Uma fábula de Millôr Fernandes:
CÃO! CÃO! CÃo!
Abriu a porta e viu o
amigo que há tanto não via. Estranhou apenas que ele, amigo, viesse acompanhado
de um cão. O cão não muito grande mas bastante forte, de raça indefinida,
saltitante e com um ar alegremente agressivo. Abriu a porta e cumprimentou o amigo,
com toda efusão. "Quanto tempo!". O cão aproveitou as saudações, se
embarafustou casa adentro e logo o barulho na cozinha demonstrava que ele tinha
quebrado alguma coisa.
O dono da casa
encompridou um pouco as orelhas, o amigo visitante fez um ar de que a coisa não
era com ele. "Ora, veja você, a última vez que nos vimos foi..."
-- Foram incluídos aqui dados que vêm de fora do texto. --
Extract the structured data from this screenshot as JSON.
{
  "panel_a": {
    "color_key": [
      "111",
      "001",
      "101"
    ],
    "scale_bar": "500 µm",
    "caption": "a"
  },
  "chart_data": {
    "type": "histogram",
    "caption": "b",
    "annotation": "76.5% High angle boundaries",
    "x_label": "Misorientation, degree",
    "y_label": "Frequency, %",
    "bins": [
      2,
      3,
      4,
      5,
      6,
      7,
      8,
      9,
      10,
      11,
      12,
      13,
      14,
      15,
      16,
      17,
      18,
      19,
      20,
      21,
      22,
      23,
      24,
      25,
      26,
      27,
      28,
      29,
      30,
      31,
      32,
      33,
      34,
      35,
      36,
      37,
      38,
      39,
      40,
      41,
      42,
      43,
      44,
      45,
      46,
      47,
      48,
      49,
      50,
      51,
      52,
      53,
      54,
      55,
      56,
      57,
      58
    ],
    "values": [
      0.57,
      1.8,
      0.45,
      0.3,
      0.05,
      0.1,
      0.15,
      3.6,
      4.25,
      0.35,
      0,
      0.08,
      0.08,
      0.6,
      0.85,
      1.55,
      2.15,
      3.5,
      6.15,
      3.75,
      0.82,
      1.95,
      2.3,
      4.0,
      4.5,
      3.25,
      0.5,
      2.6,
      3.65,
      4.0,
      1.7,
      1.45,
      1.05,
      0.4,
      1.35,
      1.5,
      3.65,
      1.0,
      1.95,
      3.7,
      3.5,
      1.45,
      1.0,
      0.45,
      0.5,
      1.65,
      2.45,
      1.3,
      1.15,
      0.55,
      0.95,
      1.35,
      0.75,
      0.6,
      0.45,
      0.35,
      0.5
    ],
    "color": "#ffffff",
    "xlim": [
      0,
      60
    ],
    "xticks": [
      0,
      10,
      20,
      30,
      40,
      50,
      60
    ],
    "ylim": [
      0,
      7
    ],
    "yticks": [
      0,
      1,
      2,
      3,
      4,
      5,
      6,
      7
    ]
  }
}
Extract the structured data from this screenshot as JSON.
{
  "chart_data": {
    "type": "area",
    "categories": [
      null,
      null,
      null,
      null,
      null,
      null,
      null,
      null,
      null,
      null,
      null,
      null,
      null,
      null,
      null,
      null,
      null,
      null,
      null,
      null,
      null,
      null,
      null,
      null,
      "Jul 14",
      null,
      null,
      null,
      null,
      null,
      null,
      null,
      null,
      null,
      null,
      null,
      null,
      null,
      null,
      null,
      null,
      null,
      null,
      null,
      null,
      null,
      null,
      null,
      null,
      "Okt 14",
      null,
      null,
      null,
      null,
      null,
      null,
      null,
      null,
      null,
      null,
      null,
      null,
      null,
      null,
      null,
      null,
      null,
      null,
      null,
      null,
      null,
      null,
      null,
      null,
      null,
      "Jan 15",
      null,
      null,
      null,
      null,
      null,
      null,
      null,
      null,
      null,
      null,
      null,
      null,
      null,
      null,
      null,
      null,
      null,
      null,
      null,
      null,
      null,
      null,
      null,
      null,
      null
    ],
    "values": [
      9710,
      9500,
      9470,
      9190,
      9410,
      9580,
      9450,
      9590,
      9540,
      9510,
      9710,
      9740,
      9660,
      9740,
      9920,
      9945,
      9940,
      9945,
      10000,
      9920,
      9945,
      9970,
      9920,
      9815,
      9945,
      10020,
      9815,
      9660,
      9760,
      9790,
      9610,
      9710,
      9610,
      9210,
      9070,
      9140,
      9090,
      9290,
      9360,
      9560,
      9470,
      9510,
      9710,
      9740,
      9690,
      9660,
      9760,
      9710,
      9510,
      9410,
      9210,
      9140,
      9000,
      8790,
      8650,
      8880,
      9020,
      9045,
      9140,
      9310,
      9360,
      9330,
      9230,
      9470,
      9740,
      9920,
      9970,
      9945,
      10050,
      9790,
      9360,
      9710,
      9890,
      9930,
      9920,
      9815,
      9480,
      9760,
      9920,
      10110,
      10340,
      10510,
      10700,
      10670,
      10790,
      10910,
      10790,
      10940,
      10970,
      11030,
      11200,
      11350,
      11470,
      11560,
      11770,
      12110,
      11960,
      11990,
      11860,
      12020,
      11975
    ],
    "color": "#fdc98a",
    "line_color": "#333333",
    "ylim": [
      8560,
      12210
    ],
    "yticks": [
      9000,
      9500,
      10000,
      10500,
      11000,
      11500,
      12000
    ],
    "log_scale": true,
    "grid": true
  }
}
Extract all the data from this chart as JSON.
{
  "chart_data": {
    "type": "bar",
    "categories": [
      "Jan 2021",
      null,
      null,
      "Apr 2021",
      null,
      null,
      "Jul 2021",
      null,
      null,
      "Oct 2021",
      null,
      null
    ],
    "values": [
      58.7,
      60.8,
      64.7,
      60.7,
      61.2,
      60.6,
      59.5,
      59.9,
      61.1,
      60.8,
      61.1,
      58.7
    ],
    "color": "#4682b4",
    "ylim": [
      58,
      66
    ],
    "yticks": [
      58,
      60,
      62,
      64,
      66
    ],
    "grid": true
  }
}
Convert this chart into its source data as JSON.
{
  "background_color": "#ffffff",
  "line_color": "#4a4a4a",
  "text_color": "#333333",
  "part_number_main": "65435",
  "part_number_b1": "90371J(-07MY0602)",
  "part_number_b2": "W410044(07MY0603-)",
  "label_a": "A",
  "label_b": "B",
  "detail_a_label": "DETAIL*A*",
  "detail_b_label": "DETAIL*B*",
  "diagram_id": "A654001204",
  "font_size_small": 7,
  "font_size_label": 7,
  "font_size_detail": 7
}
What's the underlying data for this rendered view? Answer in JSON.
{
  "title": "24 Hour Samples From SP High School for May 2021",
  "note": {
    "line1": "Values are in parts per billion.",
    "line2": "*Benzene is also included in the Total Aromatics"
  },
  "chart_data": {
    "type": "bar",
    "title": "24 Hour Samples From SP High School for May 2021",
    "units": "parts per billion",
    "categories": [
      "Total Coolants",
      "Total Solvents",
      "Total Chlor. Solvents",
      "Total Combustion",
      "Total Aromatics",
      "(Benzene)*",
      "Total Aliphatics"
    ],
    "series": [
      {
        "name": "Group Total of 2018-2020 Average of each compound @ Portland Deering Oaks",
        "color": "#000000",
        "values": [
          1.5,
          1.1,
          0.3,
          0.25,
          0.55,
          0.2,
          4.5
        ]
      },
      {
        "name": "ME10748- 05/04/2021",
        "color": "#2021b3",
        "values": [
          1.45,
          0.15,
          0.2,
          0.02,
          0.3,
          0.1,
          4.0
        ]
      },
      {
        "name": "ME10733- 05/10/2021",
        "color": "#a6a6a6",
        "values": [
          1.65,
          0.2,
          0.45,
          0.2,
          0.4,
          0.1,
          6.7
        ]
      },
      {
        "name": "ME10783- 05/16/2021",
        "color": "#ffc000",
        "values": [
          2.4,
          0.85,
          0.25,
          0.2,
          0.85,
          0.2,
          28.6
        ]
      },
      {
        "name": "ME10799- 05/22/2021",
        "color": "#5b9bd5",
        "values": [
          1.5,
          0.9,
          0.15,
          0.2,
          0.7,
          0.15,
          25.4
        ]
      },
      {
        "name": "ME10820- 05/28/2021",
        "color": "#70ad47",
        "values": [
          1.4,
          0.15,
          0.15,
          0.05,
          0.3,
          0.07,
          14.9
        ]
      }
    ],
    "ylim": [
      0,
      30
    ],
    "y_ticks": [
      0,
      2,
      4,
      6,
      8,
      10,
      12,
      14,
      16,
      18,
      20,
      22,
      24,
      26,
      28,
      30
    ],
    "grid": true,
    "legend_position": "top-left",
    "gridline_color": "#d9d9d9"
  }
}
"Não, foi depois, na..." "E você, casou também?" O cão
passou pela sala, o tempo passou pela conversa, o cão entrou pelo quarto e novo
barulho de coisa quebrada. Houve um sorriso amarelo por parte do dono da casa,
mas perfeita indiferença por parte do visitante. "Quem morreu
definitivamente foi o tio... você se lembra dele?" "Lembro, ora, era
o que mais... não?"
O cão saltou sobre um
móvel, derrubou o abajur, logo trepou com as patas sujas no sofá (o tempo
passando) e deixou lá as marcas digitais de sua animalidade. Os dois amigos,
tensos, agora preferiam não tomar conhecimento do dogue. E, por fim, o
visitante se foi. Se despediu, efusivo como chegara, e se foi. Se foi.
Mas ainda ia indo, quando
o dono da casa perguntou: "Não vai levar o seu cão?" "Cão? Cão?
Cão? Ah, não! Não é meu, não. Quando eu entrei, ele entrou naturalmente comigo
e eu pensei que fosse seu. Não é seu, não?”
Moral: Quando notamos certos defeitos nos amigos,
devemos sempre ter uma conversa esclarecedora.